ARCHEOLOGIA. - L'arte cristiana espresse la scena del passaggio del M. R. (Ex. 14, 21-36; 15, 1-6) nel sec. IV, nel prospetto di alcuni sarcofagi: ivi per lo più a sinistra da una grande porta escono cavalieri e fanti, preceduti dal Faraone sulla biga, in atto d'inseguire gli Ebrei. Sotto i cavalli, due o tre figure simboliche rappresentano l'Egitto, la terra, il M. R. Segue il momento dello scontro: uomini e cavalli si dibattono nelle onde, affogando. A destra, il gruppo degli Ebrei, liberati con Mosè, giovane imberbe, che percuote il mare con la verga, contrariamente al Testo scritturale, secondo il quale il profeta con la verga aveva aperto il mare e, stendendo la mano, per ordine di Dio, lo fece ricadere sopra gli Egiziani. Degli Ebrei, alcuni osservano la rovina del nemico, altri sono in cammino, tenendo bambini o per mano o sulle spalle; altri portano nel mantello ripiegato la farina impastata senza lievito. La schiera è preceduta dalla sorella di Mosè, che suona il piccolo tamburo e segue la colonna di fuoco, raffigurata da una colonna tortile dal capitello corinzio, con sopra un braciere ardente.

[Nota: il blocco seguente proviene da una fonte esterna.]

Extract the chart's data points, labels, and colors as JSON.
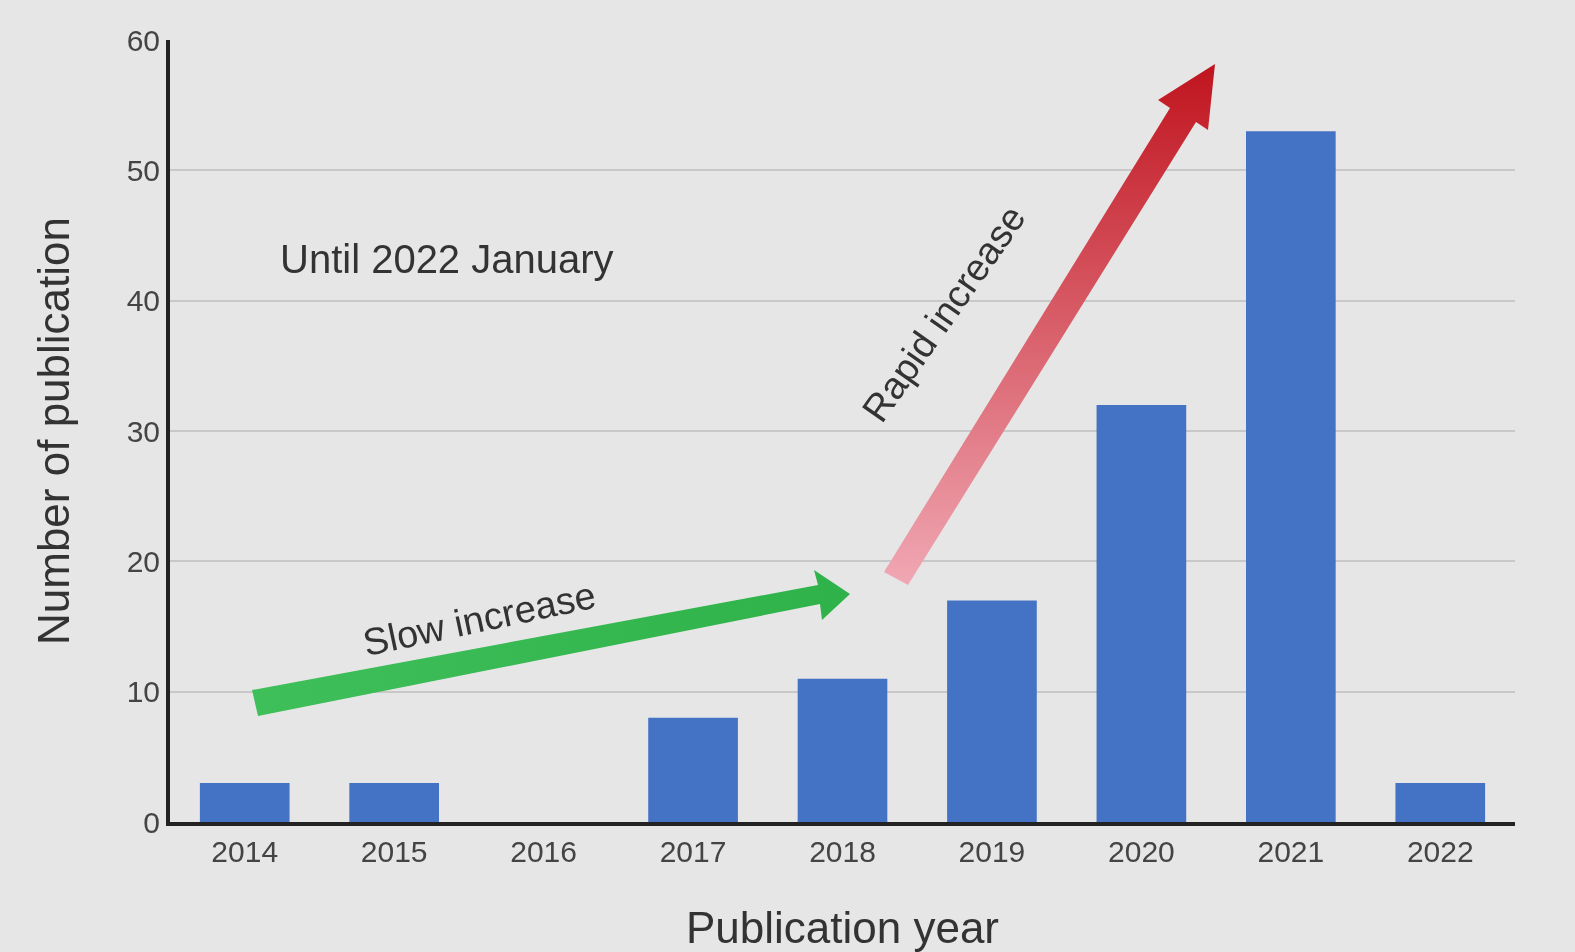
{
  "chart_data": {
    "type": "bar",
    "xlabel": "Publication year",
    "ylabel": "Number of publication",
    "categories": [
      "2014",
      "2015",
      "2016",
      "2017",
      "2018",
      "2019",
      "2020",
      "2021",
      "2022"
    ],
    "values": [
      3,
      3,
      0,
      8,
      11,
      17,
      32,
      53,
      3
    ],
    "color": "#4472c4",
    "ylim": [
      0,
      60
    ],
    "yticks": [
      0,
      10,
      20,
      30,
      40,
      50,
      60
    ],
    "grid": "y",
    "annotations": [
      "Until 2022 January",
      "Slow increase",
      "Rapid increase"
    ]
  }
}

Così in un coperchio di sarcofago, scoperto in S. Lorenzo al Verano, appartenente ad un tale Gorgonio (fine del sec. IV). Delle altre rappresentazioni del passaggio in sarcofagi, sette sono romane, tredici galliche. I sarcofagi celebri sono il Lateranense n. III, quelli dei Musei di Spalato, di Arles, di Bellegarde, di Avignone e della chiesa di S. Trofimo in Arles, usato come paliotto di altare.

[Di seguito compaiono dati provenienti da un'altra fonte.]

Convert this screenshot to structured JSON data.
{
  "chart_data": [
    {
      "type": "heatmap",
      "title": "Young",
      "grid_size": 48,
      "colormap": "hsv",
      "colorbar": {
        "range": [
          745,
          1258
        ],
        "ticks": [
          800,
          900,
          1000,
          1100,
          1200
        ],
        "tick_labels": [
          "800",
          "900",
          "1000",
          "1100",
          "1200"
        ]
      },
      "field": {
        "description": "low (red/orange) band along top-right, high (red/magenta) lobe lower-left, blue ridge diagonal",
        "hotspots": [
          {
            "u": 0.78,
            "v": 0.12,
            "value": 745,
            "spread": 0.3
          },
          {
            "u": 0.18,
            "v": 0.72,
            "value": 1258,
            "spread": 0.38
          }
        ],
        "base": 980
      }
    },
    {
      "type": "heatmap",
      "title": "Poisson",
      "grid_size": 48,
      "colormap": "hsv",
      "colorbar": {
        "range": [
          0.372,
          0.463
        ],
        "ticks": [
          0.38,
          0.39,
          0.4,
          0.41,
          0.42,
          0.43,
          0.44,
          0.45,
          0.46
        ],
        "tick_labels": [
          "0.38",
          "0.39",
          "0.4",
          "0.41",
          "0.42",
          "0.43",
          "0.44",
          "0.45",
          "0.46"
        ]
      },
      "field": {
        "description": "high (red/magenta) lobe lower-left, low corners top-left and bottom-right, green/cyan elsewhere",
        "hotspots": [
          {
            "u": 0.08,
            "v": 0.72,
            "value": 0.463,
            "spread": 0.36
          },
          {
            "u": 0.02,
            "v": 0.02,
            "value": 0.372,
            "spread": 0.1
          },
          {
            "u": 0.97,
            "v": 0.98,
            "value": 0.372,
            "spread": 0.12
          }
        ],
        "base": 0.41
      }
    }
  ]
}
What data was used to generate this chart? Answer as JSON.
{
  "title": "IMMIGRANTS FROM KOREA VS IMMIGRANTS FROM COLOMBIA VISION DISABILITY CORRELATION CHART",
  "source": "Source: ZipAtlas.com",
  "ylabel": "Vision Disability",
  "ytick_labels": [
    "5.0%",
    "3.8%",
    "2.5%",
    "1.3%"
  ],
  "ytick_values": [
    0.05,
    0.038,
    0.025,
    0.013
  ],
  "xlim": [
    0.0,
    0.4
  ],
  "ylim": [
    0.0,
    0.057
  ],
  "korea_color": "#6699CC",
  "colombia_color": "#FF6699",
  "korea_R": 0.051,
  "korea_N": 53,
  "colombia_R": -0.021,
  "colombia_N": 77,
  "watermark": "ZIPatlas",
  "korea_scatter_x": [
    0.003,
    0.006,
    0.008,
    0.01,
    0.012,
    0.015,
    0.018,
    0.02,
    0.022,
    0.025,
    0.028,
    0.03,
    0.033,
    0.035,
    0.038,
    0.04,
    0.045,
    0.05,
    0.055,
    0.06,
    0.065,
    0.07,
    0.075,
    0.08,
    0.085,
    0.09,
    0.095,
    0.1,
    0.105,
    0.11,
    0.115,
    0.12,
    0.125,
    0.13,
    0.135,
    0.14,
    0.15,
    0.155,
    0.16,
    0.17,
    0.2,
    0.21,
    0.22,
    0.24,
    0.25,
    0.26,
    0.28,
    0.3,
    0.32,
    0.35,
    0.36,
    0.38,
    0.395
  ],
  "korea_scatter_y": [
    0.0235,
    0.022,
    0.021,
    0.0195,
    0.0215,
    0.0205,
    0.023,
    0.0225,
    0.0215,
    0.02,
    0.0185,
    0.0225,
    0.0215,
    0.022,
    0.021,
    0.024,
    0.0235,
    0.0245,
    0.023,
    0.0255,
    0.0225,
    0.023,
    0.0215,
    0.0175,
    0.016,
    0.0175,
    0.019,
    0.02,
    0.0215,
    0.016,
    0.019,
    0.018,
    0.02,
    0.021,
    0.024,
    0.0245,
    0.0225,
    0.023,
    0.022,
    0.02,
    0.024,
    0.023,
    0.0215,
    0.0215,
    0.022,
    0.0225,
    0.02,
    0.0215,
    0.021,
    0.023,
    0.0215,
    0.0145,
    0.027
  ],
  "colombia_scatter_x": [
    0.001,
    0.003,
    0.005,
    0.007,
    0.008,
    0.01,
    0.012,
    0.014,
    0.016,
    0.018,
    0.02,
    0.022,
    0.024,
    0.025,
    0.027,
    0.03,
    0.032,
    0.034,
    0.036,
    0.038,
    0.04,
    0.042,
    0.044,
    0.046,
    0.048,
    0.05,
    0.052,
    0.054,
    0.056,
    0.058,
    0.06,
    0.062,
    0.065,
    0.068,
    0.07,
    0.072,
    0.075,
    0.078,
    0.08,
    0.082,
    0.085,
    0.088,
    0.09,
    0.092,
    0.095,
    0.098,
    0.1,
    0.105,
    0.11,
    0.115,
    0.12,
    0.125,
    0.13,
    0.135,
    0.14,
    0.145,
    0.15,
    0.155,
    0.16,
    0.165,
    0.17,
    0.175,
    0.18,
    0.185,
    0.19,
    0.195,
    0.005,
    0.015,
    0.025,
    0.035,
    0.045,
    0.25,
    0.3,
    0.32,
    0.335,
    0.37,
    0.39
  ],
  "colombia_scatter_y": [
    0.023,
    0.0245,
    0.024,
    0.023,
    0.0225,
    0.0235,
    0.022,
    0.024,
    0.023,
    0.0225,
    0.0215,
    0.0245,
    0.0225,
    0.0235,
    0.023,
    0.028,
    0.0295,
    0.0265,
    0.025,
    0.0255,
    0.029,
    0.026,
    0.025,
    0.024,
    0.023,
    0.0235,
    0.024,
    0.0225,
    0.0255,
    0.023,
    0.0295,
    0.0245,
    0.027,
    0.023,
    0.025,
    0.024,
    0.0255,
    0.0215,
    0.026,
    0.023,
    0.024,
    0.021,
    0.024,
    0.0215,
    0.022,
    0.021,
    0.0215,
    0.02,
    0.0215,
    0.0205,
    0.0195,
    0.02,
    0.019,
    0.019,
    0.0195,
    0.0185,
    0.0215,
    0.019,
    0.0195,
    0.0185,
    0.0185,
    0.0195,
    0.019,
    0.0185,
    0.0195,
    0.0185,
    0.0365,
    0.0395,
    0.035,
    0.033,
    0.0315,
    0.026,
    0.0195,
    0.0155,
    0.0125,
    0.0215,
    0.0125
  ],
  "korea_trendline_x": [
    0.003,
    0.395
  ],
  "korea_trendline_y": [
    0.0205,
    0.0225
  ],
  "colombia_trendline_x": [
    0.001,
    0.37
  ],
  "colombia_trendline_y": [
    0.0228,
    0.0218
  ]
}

Altre riproduzioni della scena si hanno in un pannello della porta di S. Sabina e in uno dei musaici della basilica di S. Maria Maggiore (sec. V), in cui il popolo ebreo assiste con Mosè all'annegamento degli Egiziani.

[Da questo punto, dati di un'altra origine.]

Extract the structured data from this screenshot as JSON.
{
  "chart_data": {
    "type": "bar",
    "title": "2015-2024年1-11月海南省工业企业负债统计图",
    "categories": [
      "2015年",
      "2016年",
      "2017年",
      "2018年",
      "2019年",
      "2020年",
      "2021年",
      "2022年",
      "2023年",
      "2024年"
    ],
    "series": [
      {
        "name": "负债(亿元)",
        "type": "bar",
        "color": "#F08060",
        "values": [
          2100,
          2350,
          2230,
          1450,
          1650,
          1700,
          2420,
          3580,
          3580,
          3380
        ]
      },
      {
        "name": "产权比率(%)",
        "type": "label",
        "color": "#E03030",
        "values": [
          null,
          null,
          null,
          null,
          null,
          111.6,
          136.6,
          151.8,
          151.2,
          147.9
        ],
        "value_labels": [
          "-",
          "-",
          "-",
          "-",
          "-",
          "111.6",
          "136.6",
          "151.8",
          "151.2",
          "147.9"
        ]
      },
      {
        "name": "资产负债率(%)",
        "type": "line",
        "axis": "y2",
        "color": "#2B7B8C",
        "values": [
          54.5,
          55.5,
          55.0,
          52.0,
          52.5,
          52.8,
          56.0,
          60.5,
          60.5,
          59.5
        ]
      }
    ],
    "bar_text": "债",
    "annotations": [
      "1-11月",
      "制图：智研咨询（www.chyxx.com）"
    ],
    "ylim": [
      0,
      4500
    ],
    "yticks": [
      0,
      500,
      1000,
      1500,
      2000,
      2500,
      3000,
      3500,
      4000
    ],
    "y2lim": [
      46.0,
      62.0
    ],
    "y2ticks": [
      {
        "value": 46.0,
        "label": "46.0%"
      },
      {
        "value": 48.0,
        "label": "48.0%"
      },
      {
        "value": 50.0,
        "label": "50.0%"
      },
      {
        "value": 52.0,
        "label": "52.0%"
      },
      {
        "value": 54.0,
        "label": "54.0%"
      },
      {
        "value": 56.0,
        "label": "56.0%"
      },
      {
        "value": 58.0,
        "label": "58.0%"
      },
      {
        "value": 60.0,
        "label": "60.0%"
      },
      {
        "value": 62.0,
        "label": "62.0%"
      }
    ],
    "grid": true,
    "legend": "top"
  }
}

Finalmente il passaggio del M. R. si trova di frequente espresso in miniature, come, ad es., nel codice delle omelie di s. Gregorio Nazianzeno (fine del sec. IX) e in un Salterio del sec. X (H. Omont, Les miniatures des manuscrits grecs de la Bibliothèque nationale, Parigi 1902, tavv. 42 e 9); in Ottateuchi dei secc. XI e XII, come i Vaticani greci nn. 746 e 747 (Wilpert, Mosaiken, p. 455), ecc.

In tale scena G. Wilpert ha ritenuto fosse simboleggiata l'invocazione: « libera l'anima del tuo servo come liberasti Mosè dalle mani del Faraone »; E. Becker vede

invece un'allusione alla battaglia del ponte Milvio con la sconfitta di Massenzio; F. I. Dölger un simbolo del Battesimo, secondo s. Paolo (I Cor. 10, 2).

BIBL.: G. B. De Rossi, Roma sotterranea, I, tav. XXX; III, pp. 99, 180-84, 301; E. Lecker, Protest geese den Kaiserthalt und Verherrlichung des Sieges am Pons Milvins in Konstantin der Grosse und Seine Zeit. Friburgo in Br. 1913; I. Lassus, Quelques représentations du « passage de la Mer Rouge » dans l'art chrétien d'Orient et d'Occident, in Akl. d'arch. et d'hist., 46 (1920), pp. 159-65; F. I. Dölger, Der Durchgang durch das rote Meer als Sinnbild der christl. Taufe in Antike und Christentum, 2 (1930), pp. 70-79; Wilpert, Sarcofagi, II, pp. 244-50, tavv. 105, 4; 209, 1-3; 210, 1-4; 211, 1-2; 216, 2-9.